Civil rights leader Jesse Jackson, founder and president of the Rainbow/PUSH Coalition, will be the keynote speaker at this conference on Puerto Rico. He will speak at 11:45 a.m. Friday, Nov. 30 in 50 McCosh Hall and is expected to discuss his efforts on behalf of the Puerto Rican island of Vieques to stop U.S. military bombing exercises there.

The conference will feature roundtable discussions on four topics: migration and citizenship; education and citizenship; law and citizenship; and Vieques. In addition to Jackson, participants will include the Rev. Wilfredo Estrada, secretary general of the Bible Society of Puerto Rico; Juan Flores, professor of black and Puerto Rican studies at the City University of New York; Efrén Rivera Ramos, dean of the University of Puerto Rico Law School; Marcia Rivera, a distinguished Puerto Rican sociologist; and Sonia Sotomayor, a 1976 Princeton graduate who is a U.S. Court of Appeals judge.

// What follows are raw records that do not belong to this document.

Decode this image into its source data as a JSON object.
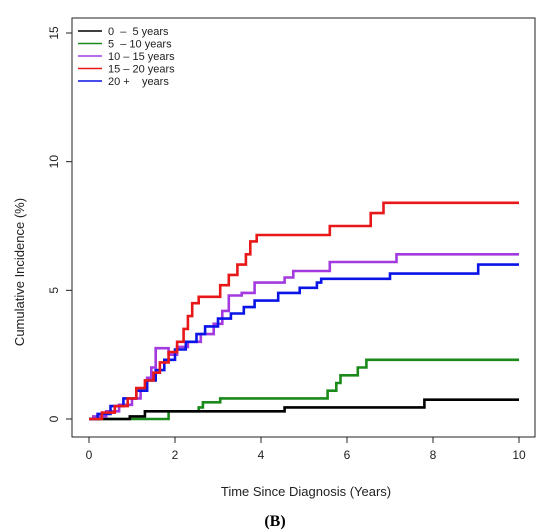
{
  "panel_label": "(B)",
  "chart_data": {
    "type": "line",
    "step": true,
    "xlabel": "Time Since Diagnosis (Years)",
    "ylabel": "Cumulative Incidence (%)",
    "xlim": [
      0,
      10
    ],
    "ylim": [
      0,
      15
    ],
    "xticks": [
      0,
      2,
      4,
      6,
      8,
      10
    ],
    "yticks": [
      0,
      5,
      10,
      15
    ],
    "legend_position": "top-left",
    "grid": false,
    "series": [
      {
        "name": "0  –  5 years",
        "color": "#000000",
        "points": [
          [
            0,
            0
          ],
          [
            0.95,
            0
          ],
          [
            0.95,
            0.1
          ],
          [
            1.3,
            0.1
          ],
          [
            1.3,
            0.3
          ],
          [
            4.55,
            0.3
          ],
          [
            4.55,
            0.45
          ],
          [
            7.8,
            0.45
          ],
          [
            7.8,
            0.75
          ],
          [
            10,
            0.75
          ]
        ]
      },
      {
        "name": "5  – 10 years",
        "color": "#1a8a1a",
        "points": [
          [
            0,
            0
          ],
          [
            1.85,
            0
          ],
          [
            1.85,
            0.3
          ],
          [
            2.55,
            0.3
          ],
          [
            2.55,
            0.45
          ],
          [
            2.65,
            0.45
          ],
          [
            2.65,
            0.65
          ],
          [
            3.05,
            0.65
          ],
          [
            3.05,
            0.8
          ],
          [
            5.55,
            0.8
          ],
          [
            5.55,
            1.1
          ],
          [
            5.75,
            1.1
          ],
          [
            5.75,
            1.4
          ],
          [
            5.85,
            1.4
          ],
          [
            5.85,
            1.7
          ],
          [
            6.25,
            1.7
          ],
          [
            6.25,
            2.0
          ],
          [
            6.45,
            2.0
          ],
          [
            6.45,
            2.3
          ],
          [
            10,
            2.3
          ]
        ]
      },
      {
        "name": "10 – 15 years",
        "color": "#a23ae0",
        "points": [
          [
            0,
            0
          ],
          [
            0.1,
            0
          ],
          [
            0.1,
            0.1
          ],
          [
            0.4,
            0.1
          ],
          [
            0.4,
            0.3
          ],
          [
            0.7,
            0.3
          ],
          [
            0.7,
            0.55
          ],
          [
            1.0,
            0.55
          ],
          [
            1.0,
            0.8
          ],
          [
            1.2,
            0.8
          ],
          [
            1.2,
            1.1
          ],
          [
            1.35,
            1.1
          ],
          [
            1.35,
            1.6
          ],
          [
            1.45,
            1.6
          ],
          [
            1.45,
            2.0
          ],
          [
            1.55,
            2.0
          ],
          [
            1.55,
            2.75
          ],
          [
            1.85,
            2.75
          ],
          [
            1.85,
            2.5
          ],
          [
            2.05,
            2.5
          ],
          [
            2.05,
            2.8
          ],
          [
            2.3,
            2.8
          ],
          [
            2.3,
            3.0
          ],
          [
            2.6,
            3.0
          ],
          [
            2.6,
            3.3
          ],
          [
            2.9,
            3.3
          ],
          [
            2.9,
            3.7
          ],
          [
            3.1,
            3.7
          ],
          [
            3.1,
            4.2
          ],
          [
            3.25,
            4.2
          ],
          [
            3.25,
            4.8
          ],
          [
            3.55,
            4.8
          ],
          [
            3.55,
            4.9
          ],
          [
            3.85,
            4.9
          ],
          [
            3.85,
            5.3
          ],
          [
            4.55,
            5.3
          ],
          [
            4.55,
            5.5
          ],
          [
            4.75,
            5.5
          ],
          [
            4.75,
            5.75
          ],
          [
            5.6,
            5.75
          ],
          [
            5.6,
            6.1
          ],
          [
            7.15,
            6.1
          ],
          [
            7.15,
            6.4
          ],
          [
            10,
            6.4
          ]
        ]
      },
      {
        "name": "15 – 20 years",
        "color": "#e81818",
        "points": [
          [
            0,
            0
          ],
          [
            0.3,
            0
          ],
          [
            0.3,
            0.25
          ],
          [
            0.6,
            0.25
          ],
          [
            0.6,
            0.5
          ],
          [
            0.9,
            0.5
          ],
          [
            0.9,
            0.8
          ],
          [
            1.1,
            0.8
          ],
          [
            1.1,
            1.2
          ],
          [
            1.3,
            1.2
          ],
          [
            1.3,
            1.5
          ],
          [
            1.5,
            1.5
          ],
          [
            1.5,
            1.8
          ],
          [
            1.65,
            1.8
          ],
          [
            1.65,
            2.2
          ],
          [
            1.85,
            2.2
          ],
          [
            1.85,
            2.6
          ],
          [
            2.05,
            2.6
          ],
          [
            2.05,
            3.0
          ],
          [
            2.2,
            3.0
          ],
          [
            2.2,
            3.5
          ],
          [
            2.3,
            3.5
          ],
          [
            2.3,
            4.0
          ],
          [
            2.4,
            4.0
          ],
          [
            2.4,
            4.5
          ],
          [
            2.55,
            4.5
          ],
          [
            2.55,
            4.75
          ],
          [
            3.05,
            4.75
          ],
          [
            3.05,
            5.2
          ],
          [
            3.25,
            5.2
          ],
          [
            3.25,
            5.6
          ],
          [
            3.45,
            5.6
          ],
          [
            3.45,
            6.0
          ],
          [
            3.65,
            6.0
          ],
          [
            3.65,
            6.4
          ],
          [
            3.75,
            6.4
          ],
          [
            3.75,
            6.9
          ],
          [
            3.9,
            6.9
          ],
          [
            3.9,
            7.15
          ],
          [
            5.6,
            7.15
          ],
          [
            5.6,
            7.5
          ],
          [
            6.55,
            7.5
          ],
          [
            6.55,
            8.0
          ],
          [
            6.85,
            8.0
          ],
          [
            6.85,
            8.4
          ],
          [
            10,
            8.4
          ]
        ]
      },
      {
        "name": "20 +    years",
        "color": "#0a14e6",
        "points": [
          [
            0,
            0
          ],
          [
            0.2,
            0
          ],
          [
            0.2,
            0.2
          ],
          [
            0.5,
            0.2
          ],
          [
            0.5,
            0.5
          ],
          [
            0.8,
            0.5
          ],
          [
            0.8,
            0.8
          ],
          [
            1.1,
            0.8
          ],
          [
            1.1,
            1.1
          ],
          [
            1.35,
            1.1
          ],
          [
            1.35,
            1.5
          ],
          [
            1.55,
            1.5
          ],
          [
            1.55,
            1.9
          ],
          [
            1.75,
            1.9
          ],
          [
            1.75,
            2.3
          ],
          [
            2.0,
            2.3
          ],
          [
            2.0,
            2.7
          ],
          [
            2.25,
            2.7
          ],
          [
            2.25,
            3.0
          ],
          [
            2.5,
            3.0
          ],
          [
            2.5,
            3.3
          ],
          [
            2.7,
            3.3
          ],
          [
            2.7,
            3.6
          ],
          [
            3.0,
            3.6
          ],
          [
            3.0,
            3.9
          ],
          [
            3.3,
            3.9
          ],
          [
            3.3,
            4.1
          ],
          [
            3.6,
            4.1
          ],
          [
            3.6,
            4.35
          ],
          [
            3.85,
            4.35
          ],
          [
            3.85,
            4.6
          ],
          [
            4.4,
            4.6
          ],
          [
            4.4,
            4.9
          ],
          [
            4.9,
            4.9
          ],
          [
            4.9,
            5.1
          ],
          [
            5.3,
            5.1
          ],
          [
            5.3,
            5.3
          ],
          [
            5.4,
            5.3
          ],
          [
            5.4,
            5.45
          ],
          [
            7.0,
            5.45
          ],
          [
            7.0,
            5.65
          ],
          [
            9.05,
            5.65
          ],
          [
            9.05,
            6.0
          ],
          [
            10,
            6.0
          ]
        ]
      }
    ]
  }
}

Conference organizers said they want to initiate a dialogue among intellectuals, students, professionals and activists about what it means to be Puerto Rican in this millennium. They hope to explore such issues as how people in the commonwealth culturally identify with Latin America but have U.S. citizenship; how they enjoy the "privileges" of American democracy and welfare benefits but at the cost of discrimination; and how they must sacrifice a portion of their national territory to bombing by the U.S. Navy.

Conference sessions will take place from 11:45 a.m. to 4:15 p.m. and 7:30 to 9:30 p.m. Friday and from 9 a.m. to 6 p.m. Saturday in Bowen and McCosh halls. A schedule is available at <http://www.princeton.edu/plasweb/>.

The events are being organized by undergraduate and graduate students from the Woodrow Wilson School of Public and International Affairs and the departments of Spanish, Portuguese, sociology and history as well as the Princeton Theological Seminary. The conference is sponsored by the Program in Latin American Studies.

The conference is free and open to the public.